La première navette sans chauffeur de Montréal est maintenant prête à accueillir les passants. Passagers, montez ! 

Morgane Gelly 
La Presse

Le projet pilote a été initié par la ville de Montréal qui a reçu une subvention dans le cadre de la Politique de mobilité durable du Gouvernement du Québec. Des premiers essais ont été menés entre septembre et décembre 2018 dans le Parc olympique mais c’est la première fois que le véhicule se joint aux usagers de la route.

« Est-ce qu’on peut entrer ? », demande une passante. Après deux semaines de tests, la première navette sans chauffeur de Montréal ouvre ses portes au public. Le premier arrêt est situé sur l’avenue Pierre-de-Coubertin, au croisement de la rue Bennett dans Hochelaga. Pas besoin de payer pour monter. En route !

La navette longe le Stade olympique, tourne sur l’avenue Letourneux, où elle se mêle à la circulation et file en direction du marché Maisonneuve.

À l’intérieur de la navette rouge, six sièges et deux appuis en bois clair accueillent jusqu’à huit passagers. Une rampe peut être déployée pour faciliter l’accès des poussettes et des personnes à mobilité réduite.

Le véhicule électrique est une belle solution de rechange à la voiture pour un court trajet, dit Danaé Blais, athlète en patinage de vitesse. « Quand il pleut, c’est parfait ! C’est exactement le chemin que je fais chaque jour pour aller m’entraîner. »

Radars, caméras et GPS permettent à l’engin de se repérer. « Je trouve ça impressionnant que ce soit tout automatique, s’exclame l’athlète. Je me sens en confiance. On ne va pas trop vite. » Programmée pour rouler à 20 km/h, sa vitesse a été réduite à 10 km/h pour garantir confort et sécurité, explique Michaël Brochu, policier conseiller à la sécurité routière. Le voyage est plutôt fluide, malgré les arrêts parfois un peu secs.

Un opérateur est toujours présent dans la navette, prêt à intervenir.
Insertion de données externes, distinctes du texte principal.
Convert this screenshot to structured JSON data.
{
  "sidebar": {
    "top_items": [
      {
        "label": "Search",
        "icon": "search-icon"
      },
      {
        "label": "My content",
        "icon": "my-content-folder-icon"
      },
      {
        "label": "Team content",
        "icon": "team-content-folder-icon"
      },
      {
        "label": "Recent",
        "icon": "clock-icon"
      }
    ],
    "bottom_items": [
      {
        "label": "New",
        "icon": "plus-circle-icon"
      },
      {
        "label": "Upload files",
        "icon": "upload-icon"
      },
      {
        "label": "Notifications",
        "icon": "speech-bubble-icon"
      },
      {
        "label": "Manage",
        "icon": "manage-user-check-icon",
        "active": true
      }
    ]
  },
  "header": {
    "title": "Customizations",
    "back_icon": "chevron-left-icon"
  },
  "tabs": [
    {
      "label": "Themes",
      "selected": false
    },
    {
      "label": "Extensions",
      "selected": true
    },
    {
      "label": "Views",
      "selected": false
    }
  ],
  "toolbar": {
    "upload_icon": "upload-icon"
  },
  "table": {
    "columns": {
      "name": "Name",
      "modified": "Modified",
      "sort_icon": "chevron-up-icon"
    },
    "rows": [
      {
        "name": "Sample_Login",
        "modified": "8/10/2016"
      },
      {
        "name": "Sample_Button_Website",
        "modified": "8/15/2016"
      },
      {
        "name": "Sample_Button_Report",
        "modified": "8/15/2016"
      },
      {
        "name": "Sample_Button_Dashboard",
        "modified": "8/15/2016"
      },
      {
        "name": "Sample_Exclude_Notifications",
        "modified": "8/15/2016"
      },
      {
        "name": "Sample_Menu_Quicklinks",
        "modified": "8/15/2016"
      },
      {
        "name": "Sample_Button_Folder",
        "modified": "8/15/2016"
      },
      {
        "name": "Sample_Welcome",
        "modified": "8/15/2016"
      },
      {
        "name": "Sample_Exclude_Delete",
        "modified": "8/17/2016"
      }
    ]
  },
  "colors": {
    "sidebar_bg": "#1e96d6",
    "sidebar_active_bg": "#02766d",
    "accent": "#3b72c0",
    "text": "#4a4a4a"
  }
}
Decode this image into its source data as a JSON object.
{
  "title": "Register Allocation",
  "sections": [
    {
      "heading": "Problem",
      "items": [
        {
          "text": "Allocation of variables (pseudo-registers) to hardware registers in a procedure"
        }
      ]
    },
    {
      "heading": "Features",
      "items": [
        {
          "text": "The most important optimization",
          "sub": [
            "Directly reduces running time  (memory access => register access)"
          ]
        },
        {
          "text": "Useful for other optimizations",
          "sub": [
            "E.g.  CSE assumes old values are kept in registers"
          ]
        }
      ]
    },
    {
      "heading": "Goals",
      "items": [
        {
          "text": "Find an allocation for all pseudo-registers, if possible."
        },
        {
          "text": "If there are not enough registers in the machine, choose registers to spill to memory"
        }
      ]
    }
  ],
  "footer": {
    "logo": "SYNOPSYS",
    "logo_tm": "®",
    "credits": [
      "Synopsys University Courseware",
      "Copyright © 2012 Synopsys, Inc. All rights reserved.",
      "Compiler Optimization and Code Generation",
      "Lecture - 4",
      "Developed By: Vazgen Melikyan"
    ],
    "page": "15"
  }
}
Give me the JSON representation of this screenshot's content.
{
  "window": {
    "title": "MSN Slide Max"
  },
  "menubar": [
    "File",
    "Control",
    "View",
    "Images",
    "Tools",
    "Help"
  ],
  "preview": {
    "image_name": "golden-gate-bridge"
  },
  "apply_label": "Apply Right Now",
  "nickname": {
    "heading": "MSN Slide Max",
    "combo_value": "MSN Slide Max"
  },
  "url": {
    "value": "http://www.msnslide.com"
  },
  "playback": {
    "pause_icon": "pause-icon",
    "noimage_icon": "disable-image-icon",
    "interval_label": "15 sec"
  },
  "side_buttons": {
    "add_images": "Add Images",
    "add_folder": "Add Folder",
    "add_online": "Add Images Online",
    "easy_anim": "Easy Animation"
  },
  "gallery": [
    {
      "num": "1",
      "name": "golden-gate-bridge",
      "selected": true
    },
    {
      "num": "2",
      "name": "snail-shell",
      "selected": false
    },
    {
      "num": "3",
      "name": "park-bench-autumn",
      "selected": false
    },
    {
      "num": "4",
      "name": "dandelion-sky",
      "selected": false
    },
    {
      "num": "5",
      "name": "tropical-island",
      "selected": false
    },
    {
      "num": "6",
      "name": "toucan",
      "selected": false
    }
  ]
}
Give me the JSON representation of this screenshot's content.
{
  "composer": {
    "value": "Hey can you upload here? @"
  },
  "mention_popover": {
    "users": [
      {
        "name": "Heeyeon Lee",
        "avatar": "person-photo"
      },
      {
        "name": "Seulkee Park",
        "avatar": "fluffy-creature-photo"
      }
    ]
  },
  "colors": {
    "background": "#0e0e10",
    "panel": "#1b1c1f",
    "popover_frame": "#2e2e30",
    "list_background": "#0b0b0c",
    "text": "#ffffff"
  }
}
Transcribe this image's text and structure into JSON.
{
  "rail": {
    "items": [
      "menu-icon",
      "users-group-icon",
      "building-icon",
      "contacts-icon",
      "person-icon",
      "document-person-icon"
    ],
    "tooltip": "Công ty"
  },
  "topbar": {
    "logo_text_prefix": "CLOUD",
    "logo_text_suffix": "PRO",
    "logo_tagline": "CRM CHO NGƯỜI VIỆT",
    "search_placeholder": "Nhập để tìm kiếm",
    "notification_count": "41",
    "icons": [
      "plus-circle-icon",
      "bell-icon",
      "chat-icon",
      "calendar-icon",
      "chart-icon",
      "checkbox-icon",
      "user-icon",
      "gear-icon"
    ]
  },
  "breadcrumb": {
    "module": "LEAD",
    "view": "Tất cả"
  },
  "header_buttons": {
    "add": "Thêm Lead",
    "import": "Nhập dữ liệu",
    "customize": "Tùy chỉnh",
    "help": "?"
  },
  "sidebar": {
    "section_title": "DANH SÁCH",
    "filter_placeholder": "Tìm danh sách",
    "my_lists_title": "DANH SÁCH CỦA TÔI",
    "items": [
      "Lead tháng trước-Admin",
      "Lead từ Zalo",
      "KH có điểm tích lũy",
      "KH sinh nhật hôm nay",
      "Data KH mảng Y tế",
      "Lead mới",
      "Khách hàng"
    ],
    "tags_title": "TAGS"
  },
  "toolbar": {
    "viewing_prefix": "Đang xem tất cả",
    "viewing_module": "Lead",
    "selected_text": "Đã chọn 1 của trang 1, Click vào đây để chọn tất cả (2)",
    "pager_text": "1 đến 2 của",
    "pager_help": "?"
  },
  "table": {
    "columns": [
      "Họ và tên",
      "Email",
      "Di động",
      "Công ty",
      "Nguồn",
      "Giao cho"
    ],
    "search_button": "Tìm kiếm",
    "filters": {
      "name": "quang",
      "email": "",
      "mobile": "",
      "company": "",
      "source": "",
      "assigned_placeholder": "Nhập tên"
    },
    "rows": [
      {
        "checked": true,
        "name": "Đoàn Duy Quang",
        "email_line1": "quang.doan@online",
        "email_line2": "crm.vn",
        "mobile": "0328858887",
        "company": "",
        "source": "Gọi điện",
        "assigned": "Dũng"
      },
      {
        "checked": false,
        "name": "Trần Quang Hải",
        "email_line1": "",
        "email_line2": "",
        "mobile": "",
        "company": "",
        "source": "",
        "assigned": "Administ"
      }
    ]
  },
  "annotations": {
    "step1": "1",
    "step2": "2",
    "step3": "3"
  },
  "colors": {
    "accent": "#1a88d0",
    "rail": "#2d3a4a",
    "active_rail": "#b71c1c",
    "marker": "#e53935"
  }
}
Il s’assure du bon fonctionnement de l’engin, explique Michel Hardy, chef opérateur. La navette est capable de détecter les obstacles et de s’arrêter seule, mais le freinage peut être brusque, précise-t-il. L’opérateur peut déclencher un arrêt plus doux s’il anticipe un danger. Il peut aussi passer en mode manuel pour contourner des obstacles.

« C’est un projet pilote de six semaines, explique le policier, M. Brochu. L’objectif est d’évaluer l’impact de la navette et de trouver des solutions pour la rendre viable en assurant la sécurité et le respect des usagers de la route. » Des panneaux signalent la présence du véhicule dans l’avenue Letourneux et aux intersections.

Deux navettes circuleront jusqu’au 4 août, du lundi au dimanche, de 8 h à 18 h. Il faut compter environ huit minutes entre chaque passage. La navette est gratuite et effectue des arrêts à chaque intersection entre la place Gennevilliers-Laliberté au marché Maisonneuve et le Stade olympique. Ouvrez l’œil et tendez l’oreille, vous entendrez peut-être retentir sa clochette, rappelant les vieux tramways qui circulaient jadis à Montréal.